Abstract
Background
Traumatic brain injury (TBI) is associated with an increased risk of Alzheimer's disease (AD). It is unknown if prompt neuro-rehabilitative treatment following moderate or severe TBI mitigates this risk compared with delayed treatment.
Objective
To determine whether immediate neuro-rehabilitative treatment following moderate or severe TBI reduces the risk of AD and related cognitive outcomes compared with delayed treatment.
Methods
We conducted a retrospective cohort using the TriNetX Analytics Platform, which includes health records from over 100 million US patients. Adults aged 50–90 years with moderate or severe TBI were included if they received immediate treatment (within 1 week) or delayed treatment (>1 week). Outcomes were AD risk at 3- and 5-year follow-up, with additional outcomes of mild cognitive impairment (MCI), dementia, and AD-related medication prescriptions. Cox proportional hazards models were applied to propensity score–matched cohorts, and hazard ratios (HRs) with 95% confidence intervals (CIs) were calculated.
Results
Of 37,081 eligible patients, 17,636 remained after propensity score matching.
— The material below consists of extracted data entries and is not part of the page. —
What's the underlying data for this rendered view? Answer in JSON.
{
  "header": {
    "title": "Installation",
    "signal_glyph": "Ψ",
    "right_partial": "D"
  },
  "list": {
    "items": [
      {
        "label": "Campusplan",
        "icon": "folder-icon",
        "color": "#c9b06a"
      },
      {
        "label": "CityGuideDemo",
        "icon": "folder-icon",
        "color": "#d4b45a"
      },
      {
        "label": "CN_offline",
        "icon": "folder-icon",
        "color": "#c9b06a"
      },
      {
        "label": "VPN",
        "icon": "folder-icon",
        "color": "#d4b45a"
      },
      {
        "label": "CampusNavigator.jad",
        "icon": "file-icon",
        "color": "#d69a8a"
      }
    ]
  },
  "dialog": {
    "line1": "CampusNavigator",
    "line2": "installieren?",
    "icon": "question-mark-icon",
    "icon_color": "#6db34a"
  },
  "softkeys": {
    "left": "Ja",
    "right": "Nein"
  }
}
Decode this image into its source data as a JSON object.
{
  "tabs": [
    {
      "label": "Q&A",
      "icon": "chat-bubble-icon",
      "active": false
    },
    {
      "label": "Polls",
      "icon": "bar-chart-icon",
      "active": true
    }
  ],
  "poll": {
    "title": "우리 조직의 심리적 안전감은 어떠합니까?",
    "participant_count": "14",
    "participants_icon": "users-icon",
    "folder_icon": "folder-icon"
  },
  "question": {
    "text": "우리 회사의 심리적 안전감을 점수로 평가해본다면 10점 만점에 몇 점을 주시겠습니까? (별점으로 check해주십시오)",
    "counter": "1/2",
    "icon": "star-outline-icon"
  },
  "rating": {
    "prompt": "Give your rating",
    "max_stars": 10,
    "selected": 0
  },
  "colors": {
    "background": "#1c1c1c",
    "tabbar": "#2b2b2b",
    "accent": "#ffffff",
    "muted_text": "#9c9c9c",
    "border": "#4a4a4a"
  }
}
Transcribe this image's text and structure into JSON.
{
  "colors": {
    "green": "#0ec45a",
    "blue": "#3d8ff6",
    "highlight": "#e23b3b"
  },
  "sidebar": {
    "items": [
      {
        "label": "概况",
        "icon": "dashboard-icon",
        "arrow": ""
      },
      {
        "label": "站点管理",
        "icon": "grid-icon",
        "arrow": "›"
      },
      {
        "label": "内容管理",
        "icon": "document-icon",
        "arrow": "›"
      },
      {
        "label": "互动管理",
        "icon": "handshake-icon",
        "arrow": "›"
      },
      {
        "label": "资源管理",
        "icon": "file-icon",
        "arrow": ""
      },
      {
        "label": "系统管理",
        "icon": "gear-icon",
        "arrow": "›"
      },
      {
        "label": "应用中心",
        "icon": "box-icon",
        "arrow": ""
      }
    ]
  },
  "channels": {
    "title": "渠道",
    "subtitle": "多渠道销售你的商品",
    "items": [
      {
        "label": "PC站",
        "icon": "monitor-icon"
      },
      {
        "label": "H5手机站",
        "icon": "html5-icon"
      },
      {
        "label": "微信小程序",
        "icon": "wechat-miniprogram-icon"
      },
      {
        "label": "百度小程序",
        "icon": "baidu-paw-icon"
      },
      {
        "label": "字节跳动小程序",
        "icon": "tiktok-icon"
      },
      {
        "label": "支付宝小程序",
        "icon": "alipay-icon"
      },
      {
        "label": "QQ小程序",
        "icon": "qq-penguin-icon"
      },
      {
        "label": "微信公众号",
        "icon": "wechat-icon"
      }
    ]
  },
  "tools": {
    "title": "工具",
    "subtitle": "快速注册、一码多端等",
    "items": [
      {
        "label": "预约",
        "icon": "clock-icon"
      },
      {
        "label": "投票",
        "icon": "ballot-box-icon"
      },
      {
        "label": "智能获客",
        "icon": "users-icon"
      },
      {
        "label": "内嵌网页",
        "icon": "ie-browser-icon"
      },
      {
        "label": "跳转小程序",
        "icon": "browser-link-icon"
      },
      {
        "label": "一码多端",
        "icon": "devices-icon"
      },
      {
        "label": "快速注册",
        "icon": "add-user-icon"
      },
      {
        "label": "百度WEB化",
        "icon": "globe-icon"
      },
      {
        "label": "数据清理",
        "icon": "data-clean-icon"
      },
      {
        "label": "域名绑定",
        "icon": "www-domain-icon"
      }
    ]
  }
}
Immediate treatment was associated with lower AD risk compared with delayed treatment (HR, 0.59; 95% CI, 0.41–0.86 at 3 years; HR, 0.70; 95% CI, 0.52–0.94 at 5 years). Similar risk reductions were observed for MCI, dementia, and AD-related medication use.
Conclusions
Immediate treatment following moderate or severe TBI was associated with significantly reduced risk of AD and related cognitive decline. These findings suggest that prompt intervention may mitigate long-term neurodegenerative consequences of TBI.
Get full access to this article
View all access options for this article.
References
Supplementary Material
Please find the following supplemental material available below.
For Open Access articles published under a Creative Commons License, all supplemental material carries the same license as the article it is associated with.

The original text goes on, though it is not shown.